Cure Brain Cancer Foundation

Cure Brain Cancer Foundation has been awarded Charity of the Year in The Australian Charity Awards 2016. The Australian Charity Awards recognise charitable organisations that have achieved outstanding results through initiatives that have significantly benefited charitable causes.

Three years ago, the Cure For Life Foundation was a 10-year old, three-person organisation that raised less than $4 million a year. With no government funding, brand positioning or recognition, and a brain cancer research community operating in silos — which they later found out held back advances in research—Cure For Life Foundation decided to think big and transform itself into a global influencer. The newly-branded Cure Brain Cancer Foundation now wanted to increase brain cancer’s five-year survival to 50% by 2023.

In a few short years, Cure Brain Cancer held global think tanks, mapped the cancer research system and formed global collaborations. They slowed down in order to speed up and created conclusions and goals. They discovered that to change outcomes for brain cancer patients they needed to reorganise ways of working, re-engineer the system, and repurpose treatments. To change ways of working they needed to change their environments, mindset and organisational behaviours. They discovered that to achieve their mission it would not only take science, but their whole system approach and a rally of change agents, funders, clinicians, researches, enablers and patients. In order to do all these things, they needed to connect the world and collaborate.
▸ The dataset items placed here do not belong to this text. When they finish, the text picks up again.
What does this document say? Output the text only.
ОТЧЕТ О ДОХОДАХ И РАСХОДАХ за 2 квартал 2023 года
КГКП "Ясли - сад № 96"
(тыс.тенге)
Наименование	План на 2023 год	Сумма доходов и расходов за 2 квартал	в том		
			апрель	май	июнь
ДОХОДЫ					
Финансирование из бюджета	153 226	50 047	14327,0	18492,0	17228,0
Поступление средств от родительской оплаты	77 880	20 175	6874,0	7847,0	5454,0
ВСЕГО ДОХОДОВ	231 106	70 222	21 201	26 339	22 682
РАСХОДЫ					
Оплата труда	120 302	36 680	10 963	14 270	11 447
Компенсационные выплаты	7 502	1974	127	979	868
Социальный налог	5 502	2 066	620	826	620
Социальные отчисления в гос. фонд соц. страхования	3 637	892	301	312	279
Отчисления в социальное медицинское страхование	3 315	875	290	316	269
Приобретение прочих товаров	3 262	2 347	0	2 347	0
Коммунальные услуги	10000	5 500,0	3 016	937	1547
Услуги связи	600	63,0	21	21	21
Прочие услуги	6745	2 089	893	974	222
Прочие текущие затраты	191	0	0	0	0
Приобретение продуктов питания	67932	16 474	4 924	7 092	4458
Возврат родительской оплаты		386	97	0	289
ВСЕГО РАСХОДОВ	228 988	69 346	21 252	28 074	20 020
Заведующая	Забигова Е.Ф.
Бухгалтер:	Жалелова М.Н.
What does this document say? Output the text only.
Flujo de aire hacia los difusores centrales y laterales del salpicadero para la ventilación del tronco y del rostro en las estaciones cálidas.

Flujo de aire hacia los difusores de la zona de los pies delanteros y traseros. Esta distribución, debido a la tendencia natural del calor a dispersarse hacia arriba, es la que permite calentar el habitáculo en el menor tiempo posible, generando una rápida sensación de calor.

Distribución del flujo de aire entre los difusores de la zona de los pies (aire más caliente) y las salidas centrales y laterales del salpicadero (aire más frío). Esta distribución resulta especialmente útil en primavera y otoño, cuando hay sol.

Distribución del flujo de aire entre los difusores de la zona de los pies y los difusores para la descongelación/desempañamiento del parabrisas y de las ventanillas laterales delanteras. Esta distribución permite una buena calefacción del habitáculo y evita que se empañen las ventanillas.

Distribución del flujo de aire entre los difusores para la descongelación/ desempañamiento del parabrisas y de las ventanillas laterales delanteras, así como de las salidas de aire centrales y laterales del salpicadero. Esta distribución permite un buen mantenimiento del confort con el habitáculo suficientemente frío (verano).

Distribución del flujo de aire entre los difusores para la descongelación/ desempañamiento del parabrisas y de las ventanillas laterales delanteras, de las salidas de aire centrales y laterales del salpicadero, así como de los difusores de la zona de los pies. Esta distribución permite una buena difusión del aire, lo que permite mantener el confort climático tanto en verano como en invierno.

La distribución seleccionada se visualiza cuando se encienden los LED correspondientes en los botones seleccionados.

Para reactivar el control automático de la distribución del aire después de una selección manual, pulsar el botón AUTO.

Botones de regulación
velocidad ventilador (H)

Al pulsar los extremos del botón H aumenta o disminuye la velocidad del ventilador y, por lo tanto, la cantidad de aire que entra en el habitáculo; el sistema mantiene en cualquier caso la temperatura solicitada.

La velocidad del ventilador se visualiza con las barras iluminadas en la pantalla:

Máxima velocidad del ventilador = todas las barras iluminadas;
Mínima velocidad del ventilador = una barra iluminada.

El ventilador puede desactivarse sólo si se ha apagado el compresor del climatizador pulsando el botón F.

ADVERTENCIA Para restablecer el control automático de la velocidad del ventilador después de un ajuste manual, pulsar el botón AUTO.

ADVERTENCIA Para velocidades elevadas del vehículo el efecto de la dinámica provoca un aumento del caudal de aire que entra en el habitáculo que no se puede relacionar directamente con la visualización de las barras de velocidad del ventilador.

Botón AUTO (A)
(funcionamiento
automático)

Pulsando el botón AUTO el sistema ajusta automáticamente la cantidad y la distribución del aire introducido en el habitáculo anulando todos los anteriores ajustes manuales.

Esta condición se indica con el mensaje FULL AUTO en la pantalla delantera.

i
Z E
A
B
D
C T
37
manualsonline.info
Three years on from the beginning of their new journey, Cure Brain Cancer Foundation now has global reach and has 28 employees with people with brain cancer at the centre of all that they do. They are a founding member of a key global alliance set to radically change systems, mindsets and protocols in brain cancer research. Cure Brain Cancer have gone from funding one lab in 2012, to funding 23 research programs in 2016. They have set up innovative funding streams that fast track funding, invested over $2.84 million in world-class research in the past year and have committed to an additional $9.54 million.

Cure Brain Cancer have collaborated with over 40 institutions spanning five continents to find the most promising projects, including first class clinical trials, giving Australians with brain cancer early access to promising treatments now rather than in another 30 years. They are seeing real treatment options for people with brain cancer, with the launch of four new clinical trials for brain cancer in Australia, for both children and adults.